А оставшиеся в Чаше, затаившиеся у дна и не угодившие на зуб плотоядным соплеменницам – когда-нибудь вырастут, взберутся, цепляясь когтями, на самый край каменной Чаши и, корчась в мучительном пламени перерождения, наконец-то получат шелестящие крылья из тысячи тысяч алых чешуек. Оставив кровавую юность позади, сбросив тяготящие оковы земного существования, они поднимутся в свой кажущийся вечный полет над облаками, в царство разреженного воздуха и дневных звезд, видимых даже в яркий полдень. Питаясь воздушным планктоном – унесенными ветрами насекомыми, в изобилии населявшими дождевые леса – эти грациозные создания будут в течение долгих лет бороздить воздушные просторы, ни разу не спустившись на землю, не коснувшись ее даже кончиком когтя: безмолвные и равнодушные, они будут пить непролившиеся дожди, и редко-редко мелькнут их алые крылья на границе видимости, у самой нижней кромки туч – чтобы вновь исчезнуть в сероватой дымке, а проводившие их взглядом дуараны ритуально вскинут руки, лишенные перепонок, поднимут сложенные чашами ладони: летите выше, матери! Летите выше!..
У них будет своя жизнь, отличная от жизни сестер, оставшихся внизу. Когда избранные племенами малютки начнут учиться выращивать древесные дома и петь цветам, умоляя их даровать несколько драгоценных капель яда – крылатые будут танцевать в закручивающихся потоках воздуха над Великим морем, где рождаются и умирают все дожди и грозы. Когда юные охотницы в совершенстве овладеют своими плетьми и сумеют стреножить добычу, не переломав ей хрупкие коленчатые ноги – беспечные летуньи будут парить над Мировым Хребтом, с чем-то наподобие смутного любопытства пробуя разреженный воздух и причудливых горных насекомых, ломавшихся на языке подобно зернам хрусталя. Когда же, ощутив приближение старости, дуарана вернется к Чаше и безмолвно исчезнет в ее глубоких водах – Небесная мать все еще будет мерно взмахивать крыльями в заоблачной вышине, накапливая в теле силы и энергию для последнего и самого важного путешествия.

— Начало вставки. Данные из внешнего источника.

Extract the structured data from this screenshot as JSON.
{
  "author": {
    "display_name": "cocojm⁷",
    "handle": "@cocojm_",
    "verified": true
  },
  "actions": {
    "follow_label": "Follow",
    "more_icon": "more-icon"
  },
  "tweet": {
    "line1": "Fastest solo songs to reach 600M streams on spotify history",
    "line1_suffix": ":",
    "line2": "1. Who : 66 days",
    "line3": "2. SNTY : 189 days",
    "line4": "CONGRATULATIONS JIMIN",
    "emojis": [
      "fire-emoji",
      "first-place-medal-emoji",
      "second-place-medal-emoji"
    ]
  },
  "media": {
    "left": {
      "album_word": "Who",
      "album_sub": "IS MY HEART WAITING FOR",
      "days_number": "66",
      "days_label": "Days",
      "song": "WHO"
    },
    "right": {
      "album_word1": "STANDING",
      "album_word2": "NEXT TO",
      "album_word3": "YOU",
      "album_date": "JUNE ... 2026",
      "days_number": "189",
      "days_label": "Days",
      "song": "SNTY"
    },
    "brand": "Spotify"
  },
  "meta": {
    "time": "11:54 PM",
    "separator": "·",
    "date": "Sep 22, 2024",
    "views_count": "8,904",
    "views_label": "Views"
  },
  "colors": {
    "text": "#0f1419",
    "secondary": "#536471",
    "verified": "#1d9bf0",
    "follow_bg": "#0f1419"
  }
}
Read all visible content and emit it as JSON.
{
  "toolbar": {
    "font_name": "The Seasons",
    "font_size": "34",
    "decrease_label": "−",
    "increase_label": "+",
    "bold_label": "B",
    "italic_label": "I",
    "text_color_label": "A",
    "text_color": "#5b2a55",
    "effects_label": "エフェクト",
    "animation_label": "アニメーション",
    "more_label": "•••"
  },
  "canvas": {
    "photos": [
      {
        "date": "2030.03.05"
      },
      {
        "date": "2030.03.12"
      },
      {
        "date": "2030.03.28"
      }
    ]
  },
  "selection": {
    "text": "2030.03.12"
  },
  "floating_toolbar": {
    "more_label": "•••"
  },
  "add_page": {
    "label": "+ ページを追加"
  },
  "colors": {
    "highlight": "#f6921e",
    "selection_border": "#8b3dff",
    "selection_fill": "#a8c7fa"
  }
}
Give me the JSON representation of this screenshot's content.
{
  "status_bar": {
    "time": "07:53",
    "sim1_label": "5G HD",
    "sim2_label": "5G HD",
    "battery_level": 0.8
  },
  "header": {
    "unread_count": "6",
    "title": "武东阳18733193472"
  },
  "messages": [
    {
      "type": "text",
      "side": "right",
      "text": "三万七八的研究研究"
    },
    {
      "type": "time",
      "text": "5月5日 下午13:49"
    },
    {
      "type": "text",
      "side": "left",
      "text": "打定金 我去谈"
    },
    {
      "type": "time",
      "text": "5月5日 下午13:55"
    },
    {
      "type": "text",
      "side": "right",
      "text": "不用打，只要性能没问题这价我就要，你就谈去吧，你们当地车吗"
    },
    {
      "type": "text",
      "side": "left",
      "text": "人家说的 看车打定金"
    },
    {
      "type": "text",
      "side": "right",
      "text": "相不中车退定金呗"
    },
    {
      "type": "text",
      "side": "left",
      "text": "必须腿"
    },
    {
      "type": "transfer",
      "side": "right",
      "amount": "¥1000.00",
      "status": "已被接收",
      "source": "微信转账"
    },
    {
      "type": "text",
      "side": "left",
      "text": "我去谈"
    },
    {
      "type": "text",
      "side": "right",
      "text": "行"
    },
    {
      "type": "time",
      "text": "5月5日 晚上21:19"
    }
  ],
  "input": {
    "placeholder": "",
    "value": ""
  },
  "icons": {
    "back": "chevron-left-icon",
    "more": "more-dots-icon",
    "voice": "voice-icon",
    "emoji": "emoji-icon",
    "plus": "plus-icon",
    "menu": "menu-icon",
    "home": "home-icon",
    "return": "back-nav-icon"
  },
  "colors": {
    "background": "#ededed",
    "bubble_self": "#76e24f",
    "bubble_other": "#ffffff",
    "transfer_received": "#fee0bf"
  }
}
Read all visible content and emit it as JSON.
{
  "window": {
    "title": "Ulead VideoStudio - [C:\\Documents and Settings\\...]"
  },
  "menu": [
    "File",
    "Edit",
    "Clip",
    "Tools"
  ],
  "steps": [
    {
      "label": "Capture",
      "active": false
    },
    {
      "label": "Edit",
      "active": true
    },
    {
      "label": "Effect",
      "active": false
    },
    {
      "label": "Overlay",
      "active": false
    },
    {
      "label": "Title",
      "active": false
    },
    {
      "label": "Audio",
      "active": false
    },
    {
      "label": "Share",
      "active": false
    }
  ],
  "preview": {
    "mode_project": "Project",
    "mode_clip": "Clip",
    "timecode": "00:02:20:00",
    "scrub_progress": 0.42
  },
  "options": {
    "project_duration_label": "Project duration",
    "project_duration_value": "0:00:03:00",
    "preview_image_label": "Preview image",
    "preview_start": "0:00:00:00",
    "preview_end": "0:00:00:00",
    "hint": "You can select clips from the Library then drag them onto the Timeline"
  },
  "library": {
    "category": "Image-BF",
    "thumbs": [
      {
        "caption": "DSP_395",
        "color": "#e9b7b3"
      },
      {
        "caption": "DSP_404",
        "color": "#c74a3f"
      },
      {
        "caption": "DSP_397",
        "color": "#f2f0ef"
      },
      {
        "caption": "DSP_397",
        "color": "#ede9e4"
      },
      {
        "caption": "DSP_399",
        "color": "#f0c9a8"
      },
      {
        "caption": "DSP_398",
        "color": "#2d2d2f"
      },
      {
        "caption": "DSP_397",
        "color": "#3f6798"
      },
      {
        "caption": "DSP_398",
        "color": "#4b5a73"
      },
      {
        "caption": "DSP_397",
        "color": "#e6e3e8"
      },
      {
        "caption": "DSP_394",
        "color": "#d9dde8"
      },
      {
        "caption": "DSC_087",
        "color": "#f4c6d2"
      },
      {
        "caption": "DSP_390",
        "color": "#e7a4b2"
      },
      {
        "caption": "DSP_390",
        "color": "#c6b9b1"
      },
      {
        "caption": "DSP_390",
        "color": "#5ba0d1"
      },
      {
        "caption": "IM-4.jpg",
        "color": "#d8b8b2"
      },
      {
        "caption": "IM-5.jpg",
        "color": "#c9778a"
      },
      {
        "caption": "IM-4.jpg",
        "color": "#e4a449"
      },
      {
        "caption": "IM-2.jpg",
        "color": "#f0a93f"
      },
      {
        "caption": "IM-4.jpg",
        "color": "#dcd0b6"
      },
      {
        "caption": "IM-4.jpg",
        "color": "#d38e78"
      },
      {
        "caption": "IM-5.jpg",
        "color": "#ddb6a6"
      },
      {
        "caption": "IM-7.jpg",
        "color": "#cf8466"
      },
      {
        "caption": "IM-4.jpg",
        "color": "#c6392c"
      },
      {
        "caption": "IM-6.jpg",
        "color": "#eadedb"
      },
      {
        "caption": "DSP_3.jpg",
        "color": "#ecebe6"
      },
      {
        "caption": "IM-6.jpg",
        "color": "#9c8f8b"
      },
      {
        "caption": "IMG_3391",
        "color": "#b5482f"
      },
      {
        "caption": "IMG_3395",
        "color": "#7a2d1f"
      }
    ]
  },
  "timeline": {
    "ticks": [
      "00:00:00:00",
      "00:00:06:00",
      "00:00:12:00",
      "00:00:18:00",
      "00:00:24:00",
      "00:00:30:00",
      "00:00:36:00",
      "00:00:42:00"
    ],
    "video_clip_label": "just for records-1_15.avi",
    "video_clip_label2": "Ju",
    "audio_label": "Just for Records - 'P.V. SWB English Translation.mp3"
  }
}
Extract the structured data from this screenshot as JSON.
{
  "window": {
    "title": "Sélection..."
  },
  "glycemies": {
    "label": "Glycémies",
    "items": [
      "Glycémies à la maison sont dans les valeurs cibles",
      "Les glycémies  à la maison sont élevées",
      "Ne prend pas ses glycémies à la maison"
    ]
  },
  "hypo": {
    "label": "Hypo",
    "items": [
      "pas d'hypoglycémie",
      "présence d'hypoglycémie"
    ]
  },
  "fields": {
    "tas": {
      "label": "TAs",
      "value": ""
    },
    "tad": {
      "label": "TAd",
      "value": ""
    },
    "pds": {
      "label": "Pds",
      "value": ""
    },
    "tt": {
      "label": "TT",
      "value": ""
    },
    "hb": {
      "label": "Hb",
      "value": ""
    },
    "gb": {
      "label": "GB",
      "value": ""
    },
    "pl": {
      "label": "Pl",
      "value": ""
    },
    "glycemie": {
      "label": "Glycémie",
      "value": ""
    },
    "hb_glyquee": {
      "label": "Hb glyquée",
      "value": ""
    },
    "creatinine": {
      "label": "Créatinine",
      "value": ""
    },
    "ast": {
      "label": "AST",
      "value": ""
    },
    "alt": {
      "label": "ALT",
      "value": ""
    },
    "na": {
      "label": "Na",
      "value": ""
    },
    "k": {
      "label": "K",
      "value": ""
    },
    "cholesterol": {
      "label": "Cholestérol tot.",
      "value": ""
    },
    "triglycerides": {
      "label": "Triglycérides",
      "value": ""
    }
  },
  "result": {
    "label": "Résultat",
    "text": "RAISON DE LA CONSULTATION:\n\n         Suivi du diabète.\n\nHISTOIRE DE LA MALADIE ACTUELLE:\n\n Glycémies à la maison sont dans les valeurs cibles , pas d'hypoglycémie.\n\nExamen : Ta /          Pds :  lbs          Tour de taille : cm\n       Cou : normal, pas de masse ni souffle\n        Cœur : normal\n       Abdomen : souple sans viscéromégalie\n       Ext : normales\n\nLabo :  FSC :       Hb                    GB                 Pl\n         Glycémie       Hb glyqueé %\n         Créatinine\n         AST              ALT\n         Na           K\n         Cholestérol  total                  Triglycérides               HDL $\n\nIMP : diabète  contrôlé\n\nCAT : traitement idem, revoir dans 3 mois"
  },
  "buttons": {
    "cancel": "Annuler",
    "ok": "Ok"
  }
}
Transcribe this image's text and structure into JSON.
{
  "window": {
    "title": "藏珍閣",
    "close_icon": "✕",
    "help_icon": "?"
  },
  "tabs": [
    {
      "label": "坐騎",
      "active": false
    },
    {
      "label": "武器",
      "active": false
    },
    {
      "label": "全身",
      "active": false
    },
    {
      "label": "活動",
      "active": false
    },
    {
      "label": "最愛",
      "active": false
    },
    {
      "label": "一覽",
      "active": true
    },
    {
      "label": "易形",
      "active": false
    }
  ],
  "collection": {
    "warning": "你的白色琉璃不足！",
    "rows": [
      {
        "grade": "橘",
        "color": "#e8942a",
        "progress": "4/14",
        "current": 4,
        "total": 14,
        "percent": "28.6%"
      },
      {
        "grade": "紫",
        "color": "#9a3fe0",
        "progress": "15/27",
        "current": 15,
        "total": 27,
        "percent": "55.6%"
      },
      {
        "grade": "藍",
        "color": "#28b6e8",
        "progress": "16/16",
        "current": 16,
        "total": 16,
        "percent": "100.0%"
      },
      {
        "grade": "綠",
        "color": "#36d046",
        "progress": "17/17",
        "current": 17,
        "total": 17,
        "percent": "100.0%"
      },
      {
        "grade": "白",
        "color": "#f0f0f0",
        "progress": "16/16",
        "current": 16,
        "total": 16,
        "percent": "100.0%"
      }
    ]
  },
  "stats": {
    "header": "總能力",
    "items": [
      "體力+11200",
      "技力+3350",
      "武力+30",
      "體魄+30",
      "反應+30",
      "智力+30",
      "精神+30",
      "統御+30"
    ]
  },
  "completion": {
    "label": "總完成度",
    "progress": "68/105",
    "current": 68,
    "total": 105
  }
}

…Оно позовет ее внезапно, когда солнечные часы отсчитают нужное время, и глухие инстинкты поднимутся волной, поворачивая вечную странницу к местам, где когда-то она появилась на свет. Ей не понадобится карта, ей не нужен будет проводник – из глубин памяти поднимется рисунок звезд и положение светил в тот день, когда она впервые расправила крылья, так что, отяжелевшая и едва не касающаяся брюхом деревьев, она вернется к началу начал, к истоку новых рождений…
Дабы ее истлевающее тело до конца исполнило свой долг и рассыпалось сияющими осколками.
Дабы продолжалась жизнь в разбросанных по джунглям деревнях дуаранов.
Дабы пришел день – и новый дракон поднялся в небеса в лучах ослепительного солнца.